Indonesia and AfDB Launch First Coal Power Plant Withdrawal Agreement

NUSA DUA, Indonesia, Nov 14 (Reuters) – Indonesia, the Asian Development Bank and a private power company said on Monday they were teaming up to refinance and prematurely decommission a coal-fired power plant, the first project of its kind under a revolutionary carbon emissions policy. discount program.

The 660-megawatt Cirebon 1 power plant in West Java would be refinanced under a $250-300 million deal on the condition that it be decommissioned 10-15 years before the end of its useful life of 40 to 50 under a memorandum of understanding (MOU), Asian Development Bank (AfDB) officials said.

Manila-based multilateral lender and Indonesian Finance Minister Sri Mulyani Indrawati announced the memorandum of understanding with independent power producer Cirebon Electric Power in Bali on the sidelines of the G20 leaders summit.

The deal, the final details of which would be worked out as part of the memorandum of understanding, could eliminate up to 30 million tonnes of greenhouse gas emissions over a 15-year period – the equivalent of removing 800 000 cars off the road, estimates the AfDB.

The deal is the first under the AfDB’s Energy Transition Mechanism (ETM), an initiative to combine private investment funds, public finance and philanthropic donations to buy back or refinance coal-fired power plants in Southeast Asia in order to remove them quickly as the region transitions to renewable energy. sources.
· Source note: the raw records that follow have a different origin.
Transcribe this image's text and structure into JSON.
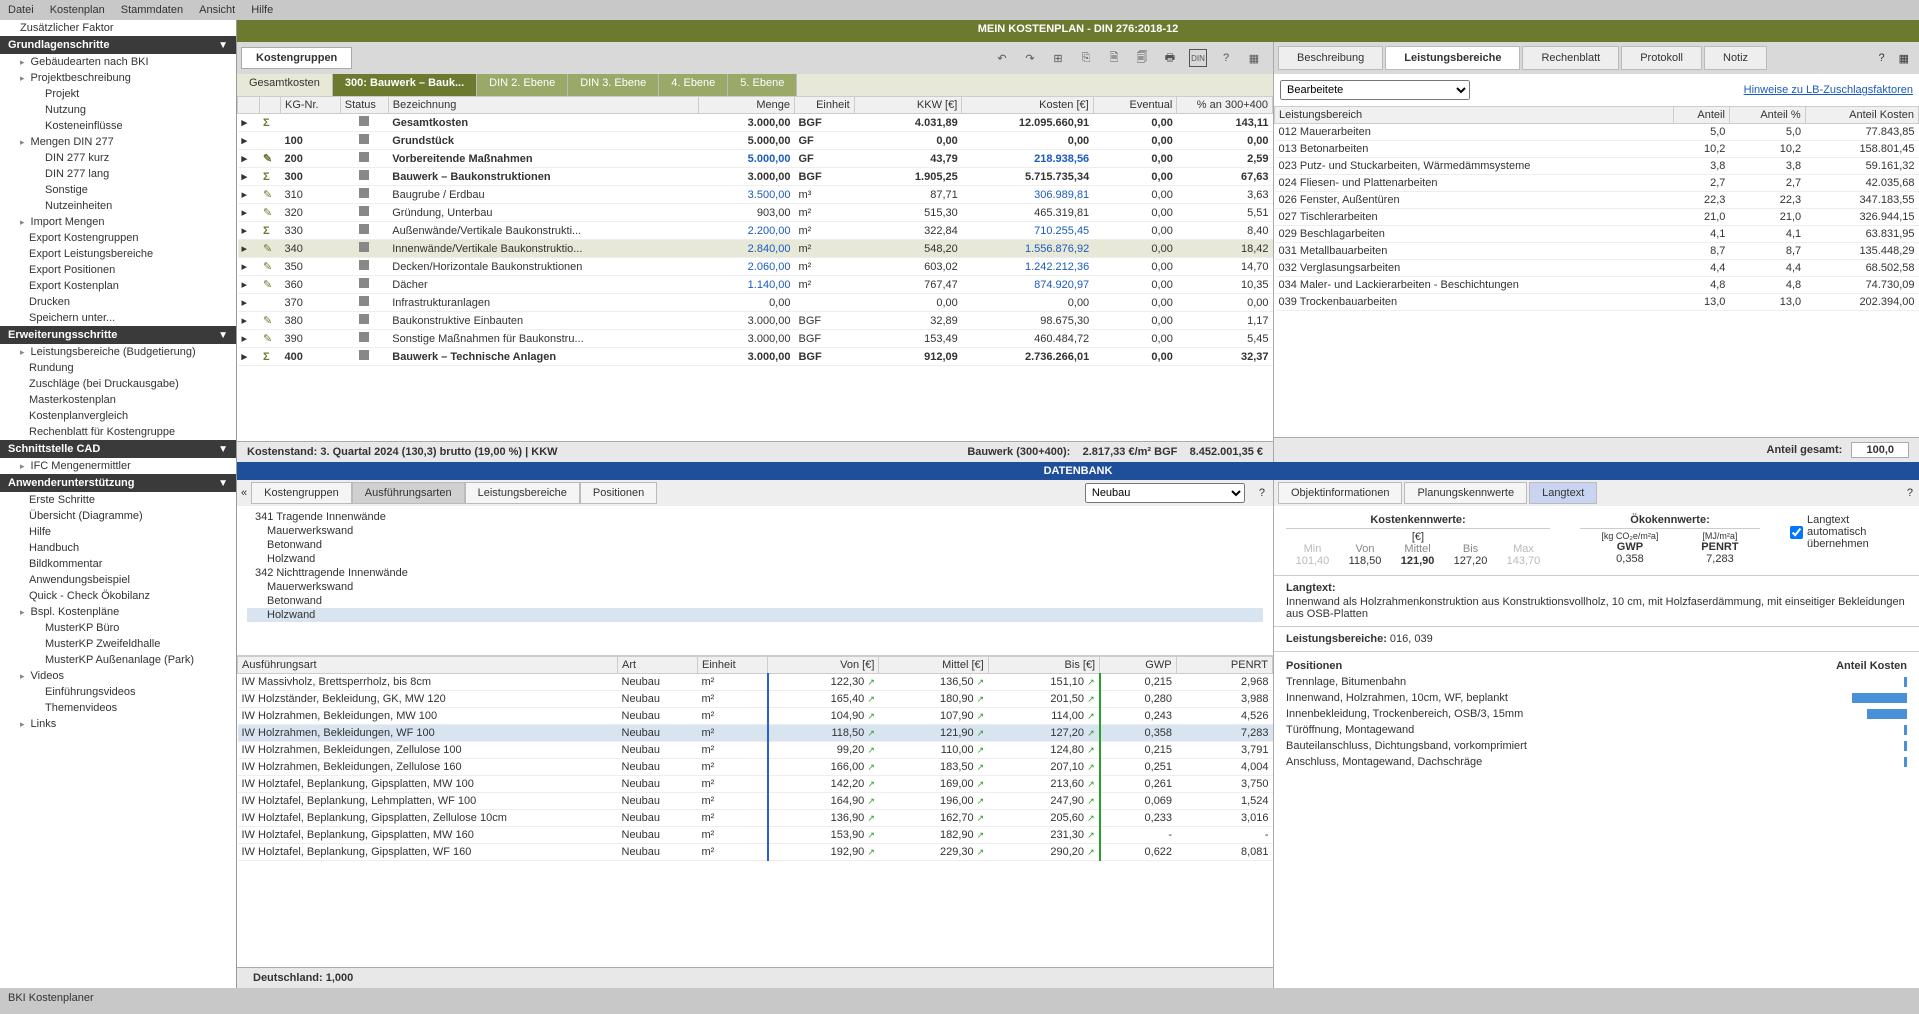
{
  "menu": [
    "Datei",
    "Kostenplan",
    "Stammdaten",
    "Ansicht",
    "Hilfe"
  ],
  "sidebar": {
    "top": "Zusätzlicher Faktor",
    "sections": [
      {
        "title": "Grundlagenschritte",
        "items": [
          {
            "label": "Gebäudearten nach BKI",
            "exp": true
          },
          {
            "label": "Projektbeschreibung",
            "exp": true
          },
          {
            "label": "Projekt",
            "lvl": 2
          },
          {
            "label": "Nutzung",
            "lvl": 2
          },
          {
            "label": "Kosteneinflüsse",
            "lvl": 2
          },
          {
            "label": "Mengen DIN 277",
            "exp": true
          },
          {
            "label": "DIN 277 kurz",
            "lvl": 2
          },
          {
            "label": "DIN 277 lang",
            "lvl": 2
          },
          {
            "label": "Sonstige",
            "lvl": 2
          },
          {
            "label": "Nutzeinheiten",
            "lvl": 2
          },
          {
            "label": "Import Mengen",
            "exp": true
          },
          {
            "label": "Export Kostengruppen"
          },
          {
            "label": "Export Leistungsbereiche"
          },
          {
            "label": "Export Positionen"
          },
          {
            "label": "Export Kostenplan"
          },
          {
            "label": "Drucken"
          },
          {
            "label": "Speichern unter..."
          }
        ]
      },
      {
        "title": "Erweiterungsschritte",
        "items": [
          {
            "label": "Leistungsbereiche (Budgetierung)",
            "exp": true
          },
          {
            "label": "Rundung"
          },
          {
            "label": "Zuschläge (bei Druckausgabe)"
          },
          {
            "label": "Masterkostenplan"
          },
          {
            "label": "Kostenplanvergleich"
          },
          {
            "label": "Rechenblatt für Kostengruppe"
          }
        ]
      },
      {
        "title": "Schnittstelle CAD",
        "items": [
          {
            "label": "IFC Mengenermittler",
            "exp": true
          }
        ]
      },
      {
        "title": "Anwenderunterstützung",
        "items": [
          {
            "label": "Erste Schritte"
          },
          {
            "label": "Übersicht (Diagramme)"
          },
          {
            "label": "Hilfe"
          },
          {
            "label": "Handbuch"
          },
          {
            "label": "Bildkommentar"
          },
          {
            "label": "Anwendungsbeispiel"
          },
          {
            "label": "Quick - Check Ökobilanz"
          },
          {
            "label": "Bspl. Kostenpläne",
            "exp": true
          },
          {
            "label": "MusterKP Büro",
            "lvl": 2
          },
          {
            "label": "MusterKP Zweifeldhalle",
            "lvl": 2
          },
          {
            "label": "MusterKP Außenanlage (Park)",
            "lvl": 2
          },
          {
            "label": "Videos",
            "exp": true
          },
          {
            "label": "Einführungsvideos",
            "lvl": 2
          },
          {
            "label": "Themenvideos",
            "lvl": 2
          },
          {
            "label": "Links",
            "exp": true
          }
        ]
      }
    ]
  },
  "title": "MEIN KOSTENPLAN - DIN 276:2018-12",
  "kg_tab": "Kostengruppen",
  "crumbs": [
    "Gesamtkosten",
    "300: Bauwerk – Bauk...",
    "DIN 2. Ebene",
    "DIN 3. Ebene",
    "4. Ebene",
    "5. Ebene"
  ],
  "cost_cols": [
    "KG-Nr.",
    "Status",
    "Bezeichnung",
    "Menge",
    "Einheit",
    "KKW [€]",
    "Kosten [€]",
    "Eventual",
    "% an 300+400"
  ],
  "cost_rows": [
    {
      "i": "Σ",
      "kg": "",
      "bez": "Gesamtkosten",
      "menge": "3.000,00",
      "ein": "BGF",
      "kkw": "4.031,89",
      "kost": "12.095.660,91",
      "ev": "0,00",
      "pct": "143,11",
      "bold": true
    },
    {
      "i": "",
      "kg": "100",
      "bez": "Grundstück",
      "menge": "5.000,00",
      "ein": "GF",
      "kkw": "0,00",
      "kost": "0,00",
      "ev": "0,00",
      "pct": "0,00",
      "bold": true
    },
    {
      "i": "✎",
      "kg": "200",
      "bez": "Vorbereitende Maßnahmen",
      "menge": "5.000,00",
      "ein": "GF",
      "kkw": "43,79",
      "kost": "218.938,56",
      "ev": "0,00",
      "pct": "2,59",
      "bold": true,
      "blue": true
    },
    {
      "i": "Σ",
      "kg": "300",
      "bez": "Bauwerk – Baukonstruktionen",
      "menge": "3.000,00",
      "ein": "BGF",
      "kkw": "1.905,25",
      "kost": "5.715.735,34",
      "ev": "0,00",
      "pct": "67,63",
      "bold": true
    },
    {
      "i": "✎",
      "kg": "310",
      "bez": "Baugrube / Erdbau",
      "menge": "3.500,00",
      "ein": "m³",
      "kkw": "87,71",
      "kost": "306.989,81",
      "ev": "0,00",
      "pct": "3,63",
      "blue": true
    },
    {
      "i": "✎",
      "kg": "320",
      "bez": "Gründung, Unterbau",
      "menge": "903,00",
      "ein": "m²",
      "kkw": "515,30",
      "kost": "465.319,81",
      "ev": "0,00",
      "pct": "5,51"
    },
    {
      "i": "Σ",
      "kg": "330",
      "bez": "Außenwände/Vertikale Baukonstrukti...",
      "menge": "2.200,00",
      "ein": "m²",
      "kkw": "322,84",
      "kost": "710.255,45",
      "ev": "0,00",
      "pct": "8,40",
      "blue": true
    },
    {
      "i": "✎",
      "kg": "340",
      "bez": "Innenwände/Vertikale Baukonstruktio...",
      "menge": "2.840,00",
      "ein": "m²",
      "kkw": "548,20",
      "kost": "1.556.876,92",
      "ev": "0,00",
      "pct": "18,42",
      "blue": true,
      "sel": true
    },
    {
      "i": "✎",
      "kg": "350",
      "bez": "Decken/Horizontale Baukonstruktionen",
      "menge": "2.060,00",
      "ein": "m²",
      "kkw": "603,02",
      "kost": "1.242.212,36",
      "ev": "0,00",
      "pct": "14,70",
      "blue": true
    },
    {
      "i": "✎",
      "kg": "360",
      "bez": "Dächer",
      "menge": "1.140,00",
      "ein": "m²",
      "kkw": "767,47",
      "kost": "874.920,97",
      "ev": "0,00",
      "pct": "10,35",
      "blue": true
    },
    {
      "i": "",
      "kg": "370",
      "bez": "Infrastrukturanlagen",
      "menge": "0,00",
      "ein": "",
      "kkw": "0,00",
      "kost": "0,00",
      "ev": "0,00",
      "pct": "0,00"
    },
    {
      "i": "✎",
      "kg": "380",
      "bez": "Baukonstruktive Einbauten",
      "menge": "3.000,00",
      "ein": "BGF",
      "kkw": "32,89",
      "kost": "98.675,30",
      "ev": "0,00",
      "pct": "1,17"
    },
    {
      "i": "✎",
      "kg": "390",
      "bez": "Sonstige Maßnahmen für Baukonstru...",
      "menge": "3.000,00",
      "ein": "BGF",
      "kkw": "153,49",
      "kost": "460.484,72",
      "ev": "0,00",
      "pct": "5,45"
    },
    {
      "i": "Σ",
      "kg": "400",
      "bez": "Bauwerk – Technische Anlagen",
      "menge": "3.000,00",
      "ein": "BGF",
      "kkw": "912,09",
      "kost": "2.736.266,01",
      "ev": "0,00",
      "pct": "32,37",
      "bold": true
    }
  ],
  "cost_footer_l": "Kostenstand: 3. Quartal 2024 (130,3) brutto (19,00 %) | KKW",
  "cost_footer_r1": "Bauwerk (300+400):",
  "cost_footer_r2": "2.817,33 €/m² BGF",
  "cost_footer_r3": "8.452.001,35 €",
  "rp_tabs": [
    "Beschreibung",
    "Leistungsbereiche",
    "Rechenblatt",
    "Protokoll",
    "Notiz"
  ],
  "rp_active": 1,
  "rp_select": "Bearbeitete",
  "rp_link": "Hinweise zu LB-Zuschlagsfaktoren",
  "lb_cols": [
    "Leistungsbereich",
    "Anteil",
    "Anteil %",
    "Anteil Kosten"
  ],
  "lb_rows": [
    [
      "012 Mauerarbeiten",
      "5,0",
      "5,0",
      "77.843,85"
    ],
    [
      "013 Betonarbeiten",
      "10,2",
      "10,2",
      "158.801,45"
    ],
    [
      "023 Putz- und Stuckarbeiten, Wärmedämmsysteme",
      "3,8",
      "3,8",
      "59.161,32"
    ],
    [
      "024 Fliesen- und Plattenarbeiten",
      "2,7",
      "2,7",
      "42.035,68"
    ],
    [
      "026 Fenster, Außentüren",
      "22,3",
      "22,3",
      "347.183,55"
    ],
    [
      "027 Tischlerarbeiten",
      "21,0",
      "21,0",
      "326.944,15"
    ],
    [
      "029 Beschlagarbeiten",
      "4,1",
      "4,1",
      "63.831,95"
    ],
    [
      "031 Metallbauarbeiten",
      "8,7",
      "8,7",
      "135.448,29"
    ],
    [
      "032 Verglasungsarbeiten",
      "4,4",
      "4,4",
      "68.502,58"
    ],
    [
      "034 Maler- und Lackierarbeiten - Beschichtungen",
      "4,8",
      "4,8",
      "74.730,09"
    ],
    [
      "039 Trockenbauarbeiten",
      "13,0",
      "13,0",
      "202.394,00"
    ]
  ],
  "lb_footer_l": "Anteil gesamt:",
  "lb_footer_v": "100,0",
  "db_title": "DATENBANK",
  "db_tabs": [
    "Kostengruppen",
    "Ausführungsarten",
    "Leistungsbereiche",
    "Positionen"
  ],
  "db_active": 1,
  "db_select": "Neubau",
  "db_tree": [
    {
      "t": "341 Tragende Innenwände",
      "l": 1
    },
    {
      "t": "Mauerwerkswand"
    },
    {
      "t": "Betonwand"
    },
    {
      "t": "Holzwand"
    },
    {
      "t": "342 Nichttragende Innenwände",
      "l": 1
    },
    {
      "t": "Mauerwerkswand"
    },
    {
      "t": "Betonwand"
    },
    {
      "t": "Holzwand",
      "sel": true
    }
  ],
  "db_cols": [
    "Ausführungsart",
    "Art",
    "Einheit",
    "Von [€]",
    "Mittel [€]",
    "Bis [€]",
    "GWP",
    "PENRT"
  ],
  "db_rows": [
    [
      "IW Massivholz, Brettsperrholz, bis 8cm",
      "Neubau",
      "m²",
      "122,30",
      "136,50",
      "151,10",
      "0,215",
      "2,968"
    ],
    [
      "IW Holzständer, Bekleidung, GK, MW 120",
      "Neubau",
      "m²",
      "165,40",
      "180,90",
      "201,50",
      "0,280",
      "3,988"
    ],
    [
      "IW Holzrahmen, Bekleidungen, MW 100",
      "Neubau",
      "m²",
      "104,90",
      "107,90",
      "114,00",
      "0,243",
      "4,526"
    ],
    [
      "IW Holzrahmen, Bekleidungen, WF 100",
      "Neubau",
      "m²",
      "118,50",
      "121,90",
      "127,20",
      "0,358",
      "7,283"
    ],
    [
      "IW Holzrahmen, Bekleidungen, Zellulose 100",
      "Neubau",
      "m²",
      "99,20",
      "110,00",
      "124,80",
      "0,215",
      "3,791"
    ],
    [
      "IW Holzrahmen, Bekleidungen, Zellulose 160",
      "Neubau",
      "m²",
      "166,00",
      "183,50",
      "207,10",
      "0,251",
      "4,004"
    ],
    [
      "IW Holztafel, Beplankung, Gipsplatten, MW 100",
      "Neubau",
      "m²",
      "142,20",
      "169,00",
      "213,60",
      "0,261",
      "3,750"
    ],
    [
      "IW Holztafel, Beplankung, Lehmplatten, WF 100",
      "Neubau",
      "m²",
      "164,90",
      "196,00",
      "247,90",
      "0,069",
      "1,524"
    ],
    [
      "IW Holztafel, Beplankung, Gipsplatten, Zellulose 10cm",
      "Neubau",
      "m²",
      "136,90",
      "162,70",
      "205,60",
      "0,233",
      "3,016"
    ],
    [
      "IW Holztafel, Beplankung, Gipsplatten, MW 160",
      "Neubau",
      "m²",
      "153,90",
      "182,90",
      "231,30",
      "-",
      "-"
    ],
    [
      "IW Holztafel, Beplankung, Gipsplatten, WF 160",
      "Neubau",
      "m²",
      "192,90",
      "229,30",
      "290,20",
      "0,622",
      "8,081"
    ]
  ],
  "db_hl": 3,
  "db_footer": "Deutschland: 1,000",
  "dr_tabs": [
    "Objektinformationen",
    "Planungskennwerte",
    "Langtext"
  ],
  "dr_active": 2,
  "kk": {
    "hdr1": "Kostenkennwerte:",
    "unit1": "[€]",
    "hdr2": "Ökokennwerte:",
    "unit2a": "[kg CO₂e/m²a]",
    "unit2b": "[MJ/m²a]",
    "cols": [
      {
        "l": "Min",
        "v": "101,40",
        "dim": true
      },
      {
        "l": "Von",
        "v": "118,50"
      },
      {
        "l": "Mittel",
        "v": "121,90",
        "b": true
      },
      {
        "l": "Bis",
        "v": "127,20"
      },
      {
        "l": "Max",
        "v": "143,70",
        "dim": true
      }
    ],
    "gwp_l": "GWP",
    "gwp_v": "0,358",
    "penrt_l": "PENRT",
    "penrt_v": "7,283",
    "check": "Langtext automatisch übernehmen"
  },
  "langtext_h": "Langtext:",
  "langtext": "Innenwand als Holzrahmenkonstruktion aus Konstruktionsvollholz, 10 cm, mit Holzfaserdämmung, mit einseitiger Bekleidungen aus OSB-Platten",
  "lb_line_h": "Leistungsbereiche:",
  "lb_line": "016, 039",
  "pos_h": [
    "Positionen",
    "Anteil Kosten"
  ],
  "pos_rows": [
    {
      "t": "Trennlage, Bitumenbahn",
      "w": 3
    },
    {
      "t": "Innenwand, Holzrahmen, 10cm, WF, beplankt",
      "w": 55
    },
    {
      "t": "Innenbekleidung, Trockenbereich, OSB/3, 15mm",
      "w": 40
    },
    {
      "t": "Türöffnung, Montagewand",
      "w": 3
    },
    {
      "t": "Bauteilanschluss, Dichtungsband, vorkomprimiert",
      "w": 3
    },
    {
      "t": "Anschluss, Montagewand, Dachschräge",
      "w": 3
    }
  ],
  "status": "BKI Kostenplaner"
}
The ETM project, first reported by Reuters last year, was developed by the AfDB with input from private sector firms including Prudential (PRU.L), Citi (CN) and Black Rock (BLK. N) to eliminate decades of future carbon emissions by changing the economics of operating coal-fired power plants.

“The problem of coal-fired power in Southeast Asia is considered one of the biggest problems of the energy transition, if not the world,” AfDB Regional Vice President Ahmed M told Reuters. Saeed, in an interview.

“With this announcement, we are taking the first steps in what was an ambitious project and making it a reality,” he added.

The coal-fired power plant deal was announced alongside a broader national platform for energy transition in Indonesia, which depends on coal for 60% of its electricity. Sri Mulyani said at the event that the government had identified power stations generating 15 gigawatts of electricity which could be withdrawn earlier.

“Fifteen gigawatts – that’s a very large size,” she said, adding that it would require “a significant investment.”

A new “just energy transition partnership” between rich countries and Indonesia is expected to be announced at the G20 summit on Tuesday.

SAME OWNER, SHORTER LIFE

The Cirebon 1 deal does not change the ownership structure of the 12-year-old power station, a key electricity supplier in Jakarta with a 30-year supply contract with public grid operator Perusahaan Listrik Negara (PLN).

Instead, it would compensate owner Cirebon Electric for the present value of lost early retirement profits from the plant with a new low-interest concessional loan arranged through the private sector arm of the AfDB, said David Elzinga, senior climate change energy specialist at the AfDB.

The deal will include funds from Indonesia’s $500 million allocation from the Climate Investment Fund, but the structure is still being put in place, Elzinga said, adding that the AfDB initially requested a contribution. $50 million to the fund.

The AfDB also said a number of financial firms and philanthropic groups have expressed interest in participating in the transaction.

The deal also marks a shift from ETM’s original concept from an “acquire and withdraw” model to a “refinance and accelerate retirement” model, Saeed said, adding that Cirebon, whose shareholders include Japan’s Marubeni Corp ( 8002.T) and Korea’s Midland Electric Power Co was motivated to play an active role in the transition rather than just offloading the plan.

“It became clear that it’s a simpler structure to leave the existing owner in place,” Saeed said. “And so we could deliver economic value through financing rather than change in ownership.”

AfDB officials said they expected the Cirebon deal to give private investors more confidence to explore future participation, and that the development finance institution’s leadership could help them protect against any negative public perception regarding new investments in coal finance.

The deal comes amid growing calls for multilateral development banks to stretch their balance sheets and mobilize more private sector capital to fund the massive investments needed to tackle climate change. The World Bank is expected to produce an evolutionary roadmap to address these challenges in December.

Reporting by David Lawder; edited by Diane Craft, Raju Gopalakrishnan and Louise Heavens

Our standards: The Thomson Reuters Trust Principles.